In my previous post, I undertook the task of using the strategies Rohit Bhargava introduced in his book Likeonomics to establish a unique program that would help make my host institution, the Philadelphia Museum of Art, become a more trusted institution. My program of choice was the establishment of a “Behind-the-Scenes” tour which will take place every second Tuesday of the month. In particular, the audience that the museum will most heavily focus on in regards to these tours will be Baby-Boomers and Millennials, both members and non-members. The ultimate goal of this program is to increase museum membership, and with many Baby-Boomers already being familiar with the museum, the major focus then becomes the efforts to expand the existing Millennial audience. The question, was how could I prove the Millennial audience was the right demographic to focus on?

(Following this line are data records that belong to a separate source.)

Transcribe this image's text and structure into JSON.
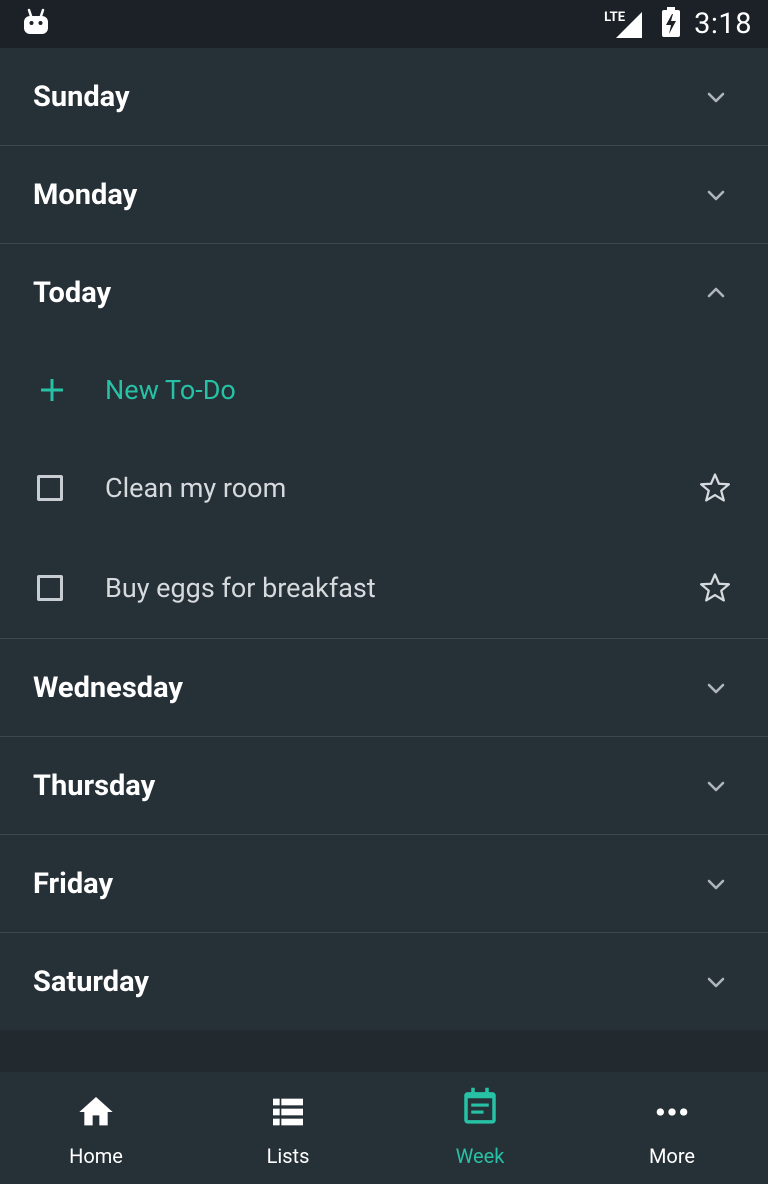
{
  "status_bar": {
    "network": "LTE",
    "time": "3:18"
  },
  "days": [
    {
      "label": "Sunday",
      "expanded": false
    },
    {
      "label": "Monday",
      "expanded": false
    },
    {
      "label": "Today",
      "expanded": true
    },
    {
      "label": "Wednesday",
      "expanded": false
    },
    {
      "label": "Thursday",
      "expanded": false
    },
    {
      "label": "Friday",
      "expanded": false
    },
    {
      "label": "Saturday",
      "expanded": false
    }
  ],
  "today": {
    "new_todo_label": "New To-Do",
    "todos": [
      {
        "text": "Clean my room",
        "checked": false,
        "starred": false
      },
      {
        "text": "Buy eggs for breakfast",
        "checked": false,
        "starred": false
      }
    ]
  },
  "bottom_nav": {
    "items": [
      {
        "label": "Home",
        "icon": "home-icon",
        "active": false
      },
      {
        "label": "Lists",
        "icon": "list-icon",
        "active": false
      },
      {
        "label": "Week",
        "icon": "calendar-icon",
        "active": true
      },
      {
        "label": "More",
        "icon": "more-horizontal-icon",
        "active": false
      }
    ]
  },
  "colors": {
    "accent": "#27c1a5",
    "background": "#263037",
    "status_bar": "#1b2126"
  }
}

A few weeks ago, our Issue’s In Museums class had the awesome opportunity of sitting down and having a first hand tour with the creators of a GIS program called PolicyMap. In short, a geographic information system (GIS) lets us visualize, question, analyze, interpret, and understand data to reveal relationships, patterns, and trends. In our guided tour of PolicyMap and brief website navigation overview, we experienced the programs ability to show us current demographic data, income trends, and even public transportation routes through urban mapping. If all of these things weren’t cool enough, PolicyMap showed us how museum’s could utilize its systems to generate incredibly helpful content. For example, the ability to build your own reports for selected communities, build custom regions, and make your own radius around a specific address. With all of these resources at my finger tips, I was able to make a case as to why the Philadelphia Museum of Art should target Millennials using PolicyMap as evidence.
With a focus on demographics, I wanted to know what Philadelphia’s age range make-up consisted of directly around the museum. In order to see this information, my first step was to focus on two maps showing the demographics of ages 44-54, and 54-64 which covered a majority of the Baby-Boomer age range.